David McNab

Personal information
- Date of birth: 2 December 1897
- Place of birth: Cleland, Scotland
- Height: 5 ft 11 in (1.80 m)
- Position: Full back

Youth career
- Cleland Juniors

Senior career*
- Years: Team / Apps / (Gls)
- Newarthill Thistle
- 1923–1925: Portsmouth
- 1925–1930: Fulham / 158 / (21)
- 1930–1931: Coventry City / 9 / (0)
- Llanelly

= David McNab (footballer) =

English footballer

David McNab (2 December 1897 – unconfirmed) was a Scottish footballer who played as a defender for Portsmouth, Fulham and Coventry City.
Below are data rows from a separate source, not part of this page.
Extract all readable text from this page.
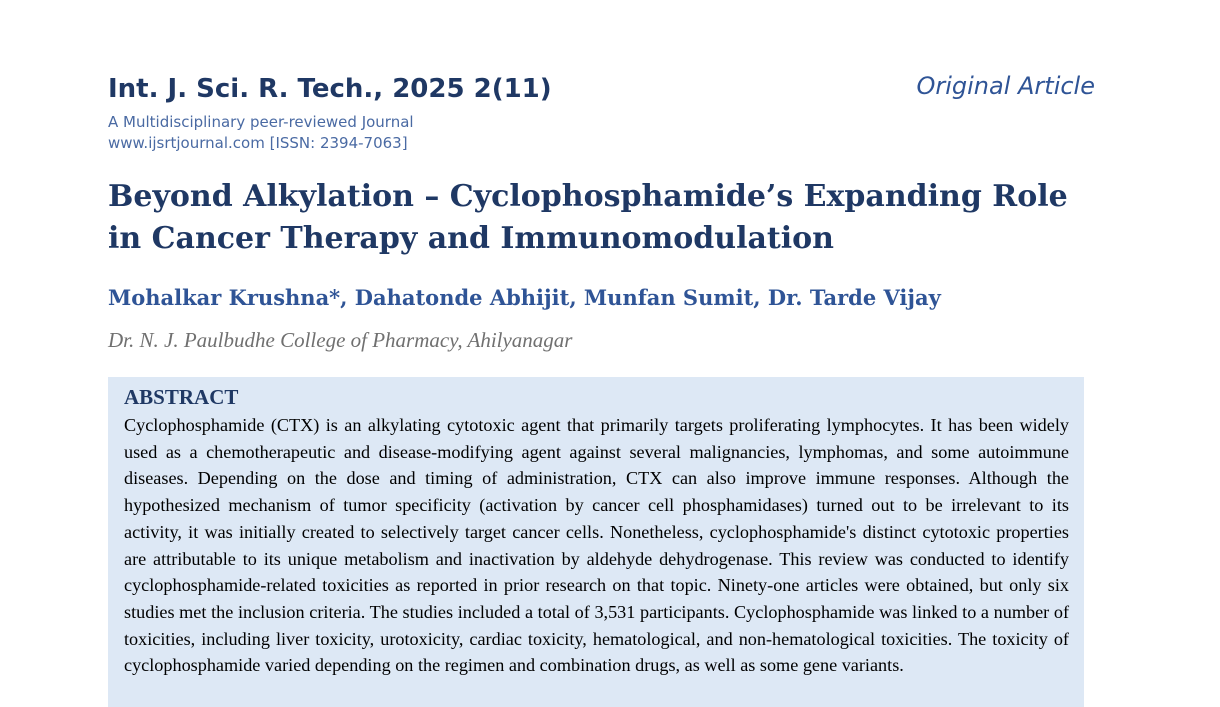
Int. J. Sci. R. Tech., 2025 2(11)
A Multidisciplinary peer-reviewed Journal
www.ijsrtjournal.com [ISSN: 2394-7063]
Original Article
Beyond Alkylation – Cyclophosphamide’s Expanding Role in Cancer Therapy and Immunomodulation
Mohalkar Krushna*, Dahatonde Abhijit, Munfan Sumit, Dr. Tarde Vijay
Dr. N. J. Paulbudhe College of Pharmacy, Ahilyanagar
ABSTRACT
Cyclophosphamide (CTX) is an alkylating cytotoxic agent that primarily targets proliferating lymphocytes. It has been widely used as a chemotherapeutic and disease-modifying agent against several malignancies, lymphomas, and some autoimmune diseases. Depending on the dose and timing of administration, CTX can also improve immune responses. Although the hypothesized mechanism of tumor specificity (activation by cancer cell phosphamidases) turned out to be irrelevant to its activity, it was initially created to selectively target cancer cells. Nonetheless, cyclophosphamide's distinct cytotoxic properties are attributable to its unique metabolism and inactivation by aldehyde dehydrogenase. This review was conducted to identify cyclophosphamide-related toxicities as reported in prior research on that topic. Ninety-one articles were obtained, but only six studies met the inclusion criteria. The studies included a total of 3,531 participants. Cyclophosphamide was linked to a number of toxicities, including liver toxicity, urotoxicity, cardiac toxicity, hematological, and non-hematological toxicities. The toxicity of cyclophosphamide varied depending on the regimen and combination drugs, as well as some gene variants.
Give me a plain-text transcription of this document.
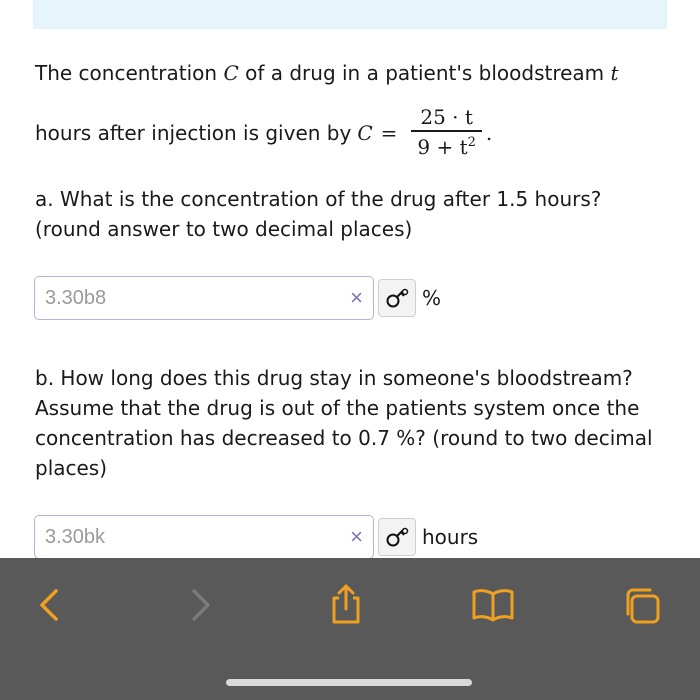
The concentration C of a drug in a patient's bloodstream t
hours after injection is given by $C = \frac{25 \cdot t}{9 + t^2}$ .
a. What is the concentration of the drug after 1.5 hours? (round answer to two decimal places)
3.30b8	×	%
b. How long does this drug stay in someone's bloodstream? Assume that the drug is out of the patients system once the concentration has decreased to 0.7 %? (round to two decimal places)
3.30bk	×	hours
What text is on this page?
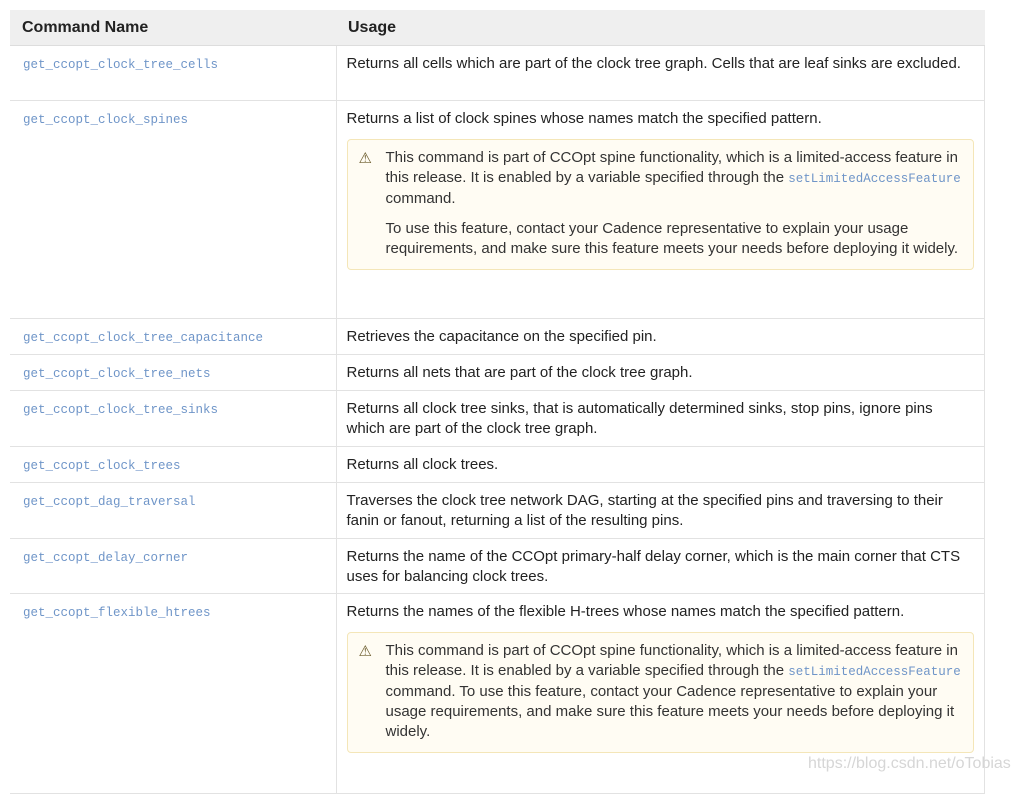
Command Name	Usage
get_ccopt_clock_tree_cells	Returns all cells which are part of the clock tree graph. Cells that are leaf sinks are excluded.

get_ccopt_clock_spines	Returns a list of clock spines whose names match the specified pattern.
⚠ This command is part of CCOpt spine functionality, which is a limited-access feature in this release. It is enabled by a variable specified through the setLimitedAccessFeature command.

To use this feature, contact your Cadence representative to explain your usage requirements, and make sure this feature meets your needs before deploying it widely.

get_ccopt_clock_tree_capacitance	Retrieves the capacitance on the specified pin.

get_ccopt_clock_tree_nets	Returns all nets that are part of the clock tree graph.

get_ccopt_clock_tree_sinks	Returns all clock tree sinks, that is automatically determined sinks, stop pins, ignore pins which are part of the clock tree graph.

get_ccopt_clock_trees	Returns all clock trees.

get_ccopt_dag_traversal	Traverses the clock tree network DAG, starting at the specified pins and traversing to their fanin or fanout, returning a list of the resulting pins.

get_ccopt_delay_corner	Returns the name of the CCOpt primary-half delay corner, which is the main corner that CTS uses for balancing clock trees.

get_ccopt_flexible_htrees	Returns the names of the flexible H-trees whose names match the specified pattern.
⚠ This command is part of CCOpt spine functionality, which is a limited-access feature in this release. It is enabled by a variable specified through the setLimitedAccessFeature command. To use this feature, contact your Cadence representative to explain your usage requirements, and make sure this feature meets your needs before deploying it widely.

https://blog.csdn.net/oTobias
He played in 158 matches in the Football League for Fulham (169 in all competitions), scoring 21 goals, between 1925 and 1930. He joined Coventry in summer 1930 for a fee of £500, and made nine appearances for the club. He also played for Newarthill Thistle, Llanelly, and Walton-on-Thames.

His older brother Jock played for Liverpool and was capped once for Scotland. The siblings faced each other when Fulham beat Liverpool 3–1 in the 1925–26 FA Cup Fourth Round; they were later in opposition in the Third Division South after Jock joined Queens Park Rangers.